Jam dinding di apartemen Hinami sudah menunjukkan pukul 20:35, di luar sana salju pertama turun dengan lebat dan mulai menyelimuti kota Tokyo.
Hinami yang baru saja membersihkan tubuhnya dan mengganti pakaiannya kini terlihat tengah asik menyeduh mie instan yang dibelinya beberapa hari lalu. Gadis itu menyimpan cup mie yang sudah diisi air panas di atas meja kecil di dapur apartemennya, didudukkannya tubuh letihnya itu di atas kursi dan menatap cup mie-Nya dengan perut keroncongan.
Seharusnya sekarang perutnya itu sudah terisi makanan dan sedang mengerjakan tugas kuliahnya sembari menonton TV, tapi karena sore tadi Rei membohonginya tentang jam latihannya para cacing di perutnya kini berdemo minta makan.
Hinami membiarkan kepalanya terkulai di atas meja, matanya menatap jarum jam dinding yang terus bergerak, waktu 3 menit kini terasa 3 abad saat perutnya keroncongan minta makan. Satu detik, dua detik, tiga detik, empat detik, berapa lama mienya jadi, umpat Hinami yang sudah tidak kuat dengan rasa laparnya. Jari telunjuknya yang ramping mengetuk-ngetuk permukaan meja, bosan menunggu mienya.
3 menit akhirnya berlalu dengan lama, dengan satu gerakan tangan gadis itu meraih cup mie di hadapannya dan mulai memasukkan semua bumbu mienya ke dalam. “Itadakimasu! *Selamat makana!” serunya sembari menyuapkan mie yang ditunggu-tunggunya itu.
KRING...KRING...KRING!
Ponsel miliknya yang tergeletak di samping cup mie kini berdering nyaring, Hinami melirik ponselnya dengan tatapan malas ditambah kesal. Siapa yang berani mengganggu acara makan malamnya yang sudah terlambat ini.
“Hhhmm, beraninya dia. Tidak puas apa seharian ini sudah menyita waktuku?!” gerutu Hinami begitu matanya melihat nama yang tertulis di layar ponselnya. Gadis itu mengabaikan ponselnya begitu saja, tidak berminat untuk mengangkatnya yang ia duga pasti akan mengeluarkan obrolan tak penting.

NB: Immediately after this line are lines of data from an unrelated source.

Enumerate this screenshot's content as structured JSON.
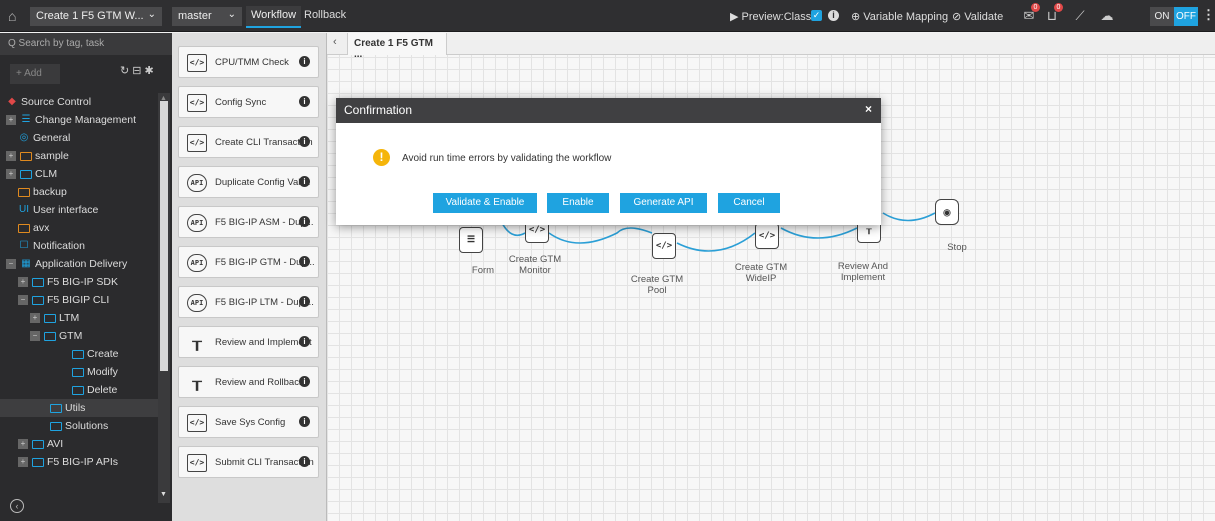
{
  "topbar": {
    "workflow_name": "Create 1 F5 GTM W...",
    "branch": "master",
    "tab_workflow": "Workflow",
    "tab_rollback": "Rollback",
    "preview": "▶ Preview:Classic",
    "variable_mapping": "⊕ Variable Mapping",
    "validate": "⊘ Validate",
    "badge_1": "0",
    "badge_2": "0",
    "toggle_on": "ON",
    "toggle_off": "OFF"
  },
  "sidebar": {
    "search_placeholder": "Q  Search by tag, task",
    "add_label": "+ Add",
    "tree": [
      {
        "label": "Source Control",
        "indent": 0,
        "toggle": "",
        "icon": "diamond",
        "selected": false
      },
      {
        "label": "Change Management",
        "indent": 0,
        "toggle": "+",
        "icon": "list",
        "selected": false
      },
      {
        "label": "General",
        "indent": 1,
        "toggle": "",
        "icon": "ring",
        "selected": false
      },
      {
        "label": "sample",
        "indent": 0,
        "toggle": "+",
        "icon": "folder-orange",
        "selected": false
      },
      {
        "label": "CLM",
        "indent": 0,
        "toggle": "+",
        "icon": "folder",
        "selected": false
      },
      {
        "label": "backup",
        "indent": 1,
        "toggle": "",
        "icon": "folder-orange",
        "selected": false
      },
      {
        "label": "User interface",
        "indent": 1,
        "toggle": "",
        "icon": "ui",
        "selected": false
      },
      {
        "label": "avx",
        "indent": 1,
        "toggle": "",
        "icon": "folder-orange",
        "selected": false
      },
      {
        "label": "Notification",
        "indent": 1,
        "toggle": "",
        "icon": "bell",
        "selected": false
      },
      {
        "label": "Application Delivery",
        "indent": 0,
        "toggle": "−",
        "icon": "grid",
        "selected": false
      },
      {
        "label": "F5 BIG-IP SDK",
        "indent": 1,
        "toggle": "+",
        "icon": "folder",
        "selected": false
      },
      {
        "label": "F5 BIGIP CLI",
        "indent": 1,
        "toggle": "−",
        "icon": "folder",
        "selected": false
      },
      {
        "label": "LTM",
        "indent": 2,
        "toggle": "+",
        "icon": "folder",
        "selected": false
      },
      {
        "label": "GTM",
        "indent": 2,
        "toggle": "−",
        "icon": "folder",
        "selected": false
      },
      {
        "label": "Create",
        "indent": 4,
        "toggle": "",
        "icon": "folder",
        "selected": false
      },
      {
        "label": "Modify",
        "indent": 4,
        "toggle": "",
        "icon": "folder",
        "selected": false
      },
      {
        "label": "Delete",
        "indent": 4,
        "toggle": "",
        "icon": "folder",
        "selected": false
      },
      {
        "label": "Utils",
        "indent": 3,
        "toggle": "",
        "icon": "folder",
        "selected": true
      },
      {
        "label": "Solutions",
        "indent": 3,
        "toggle": "",
        "icon": "folder",
        "selected": false
      },
      {
        "label": "AVI",
        "indent": 1,
        "toggle": "+",
        "icon": "folder",
        "selected": false
      },
      {
        "label": "F5 BIG-IP APIs",
        "indent": 1,
        "toggle": "+",
        "icon": "folder",
        "selected": false
      }
    ]
  },
  "palette": {
    "tasks": [
      {
        "label": "CPU/TMM Check",
        "icon": "code",
        "info": true
      },
      {
        "label": "Config Sync",
        "icon": "code",
        "info": true
      },
      {
        "label": "Create CLI Transaction",
        "icon": "code",
        "info": true
      },
      {
        "label": "Duplicate Config Vali...",
        "icon": "api",
        "info": true
      },
      {
        "label": "F5 BIG-IP ASM - Dup...",
        "icon": "api",
        "info": true
      },
      {
        "label": "F5 BIG-IP GTM - Dup...",
        "icon": "api",
        "info": true
      },
      {
        "label": "F5 BIG-IP LTM - Dupl...",
        "icon": "api",
        "info": true
      },
      {
        "label": "Review and Implement",
        "icon": "tree",
        "info": true
      },
      {
        "label": "Review and Rollback",
        "icon": "tree",
        "info": true
      },
      {
        "label": "Save Sys Config",
        "icon": "code",
        "info": true
      },
      {
        "label": "Submit CLI Transaction",
        "icon": "code",
        "info": true
      }
    ]
  },
  "canvas": {
    "tab_title": "Create 1 F5 GTM ...",
    "nodes": [
      {
        "label_lines": [
          "Form"
        ],
        "glyph": "☰"
      },
      {
        "label_lines": [
          "Create GTM",
          "Monitor"
        ],
        "glyph": "</>"
      },
      {
        "label_lines": [
          "Create GTM",
          "Pool"
        ],
        "glyph": "</>"
      },
      {
        "label_lines": [
          "Create GTM",
          "WideIP"
        ],
        "glyph": "</>"
      },
      {
        "label_lines": [
          "Review And",
          "Implement"
        ],
        "glyph": "┰"
      },
      {
        "label_lines": [
          "Stop"
        ],
        "glyph": "◉"
      }
    ],
    "edge_color": "#2b9fd6"
  },
  "modal": {
    "title": "Confirmation",
    "close": "×",
    "message": "Avoid run time errors by validating the workflow",
    "buttons": [
      "Validate & Enable",
      "Enable",
      "Generate API",
      "Cancel"
    ],
    "accent": "#1fa3e0",
    "warning_color": "#f5b50a"
  }
}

Satu menit penuh ponselnya tak berhenti berdering, gadis itu masih mengabaikan ponselnya, menyuapkan mienya ke dalam mulut sembari mengumpat kesal karena orang yang meneleponnya masih belum menyerah juga.
Dua menit, tiga menit, muak dengan suara dering ponsel, gadis itu meraih benda persegi panjang itu dengan gerakan cepat dan meletakkannya di telinga, mulai mengumpat kesal pada orang yang meneleponnya dengan mulut penuh makanan.

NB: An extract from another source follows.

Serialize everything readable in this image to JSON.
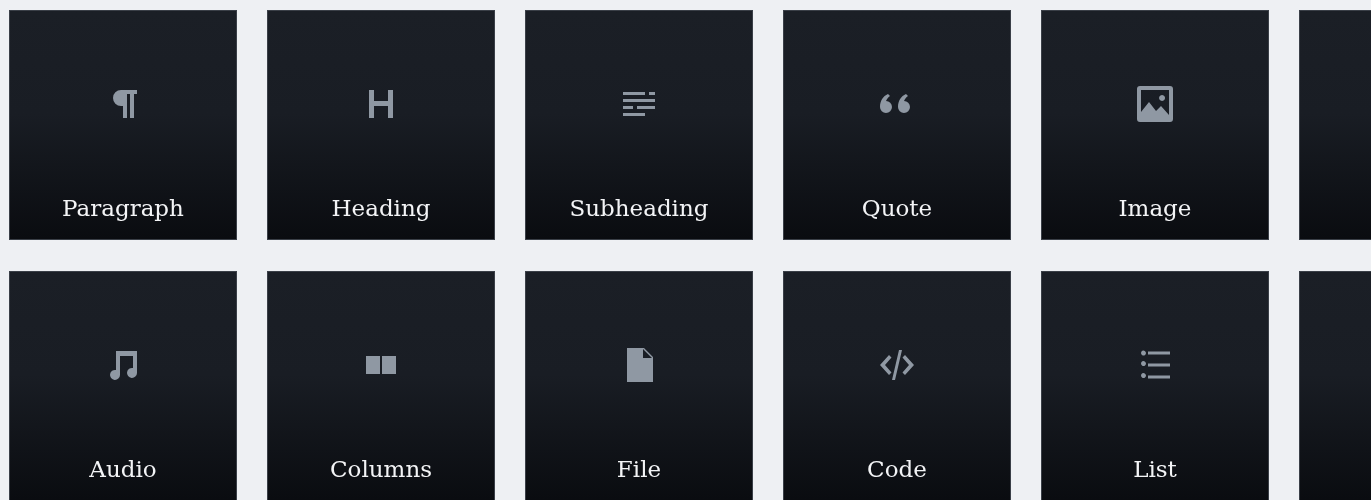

“Aba yang kaa maa?! *Apa yang kau mau!” Hinami berseru garang dengan mulut penuh makanan setiap kata yang ia ucapkan tidak terdengar jelas.
“Habiskan terlebih dahulu makanan di mulutmu, kalau tidak kau akan tersedak.”

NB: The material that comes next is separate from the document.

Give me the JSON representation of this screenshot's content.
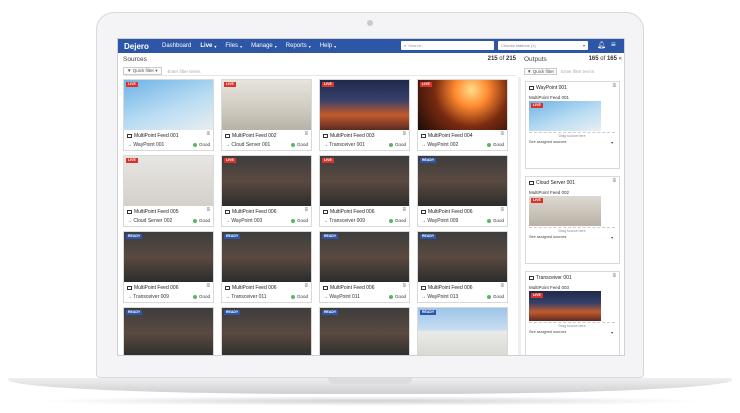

Hinami kembali mengumpat, menghabiskan makanan di dalam mulutnya dan melanjutkan sumpah serapahnya, beraninya orang itu mengganggu jam makan malamnya dengan meneleponnya. “Ada apa, apa yang kau inginkan?!” Hinami kembali mengumpat dengan ponsel di telinga, muak dengan orang di seberang sana. “Aku harap yang kau bicarakan itu penting Rei, atau ku bunuh kau!” lanjutnya sebelum menyuapkan mienya ke dalam mulut. Hinami mendengus, menduga jika orang yang meneleponnya pasti sekarang sedang tersenyum puas karena berhasil mengganggunya.
“aku minta maaf mengganggu makan malammu. Hanya ingin mengingatkan, jangan terlalu sering makan mie instan, itu tidak baik untuk tubuhmu,” orang yang Hinami panggil dengan nama Rei itu akhirnya menjawab juga, namun sepertinya ada yang salah dari ucapannya karena setelah itu gadis yang diteleponnya berseru garang dan menutup teleponnya secara sepihak.
“Rei, aku benar-benar akan membunuhmu!” Hinami meletakkan ponselnya begitu saja, menyuapkan mienya dengan umpatan kesal karena tak terima acara makan malamnya diganggu.Lima belas menit setelahnya gadis itu sudah berada di ruang TV di apartemennya, laptop, buku tugas, TV dan beberapa camilan ringan menemaninya di atas meja.
KAMU SEDANG MEMBACA
Oboemasu
Teen FictionTujuanku ke Ibukota memang ingin lari dari masalahku, lari dari luka yang selalu membuat air mataku jebol dan tak bisa di tampung. Aku tahu ini tindakan bodoh, tapi aku berharap dengan perginya aku luka ini akan sembuh. Tapi buktinya? Semuanya tetap...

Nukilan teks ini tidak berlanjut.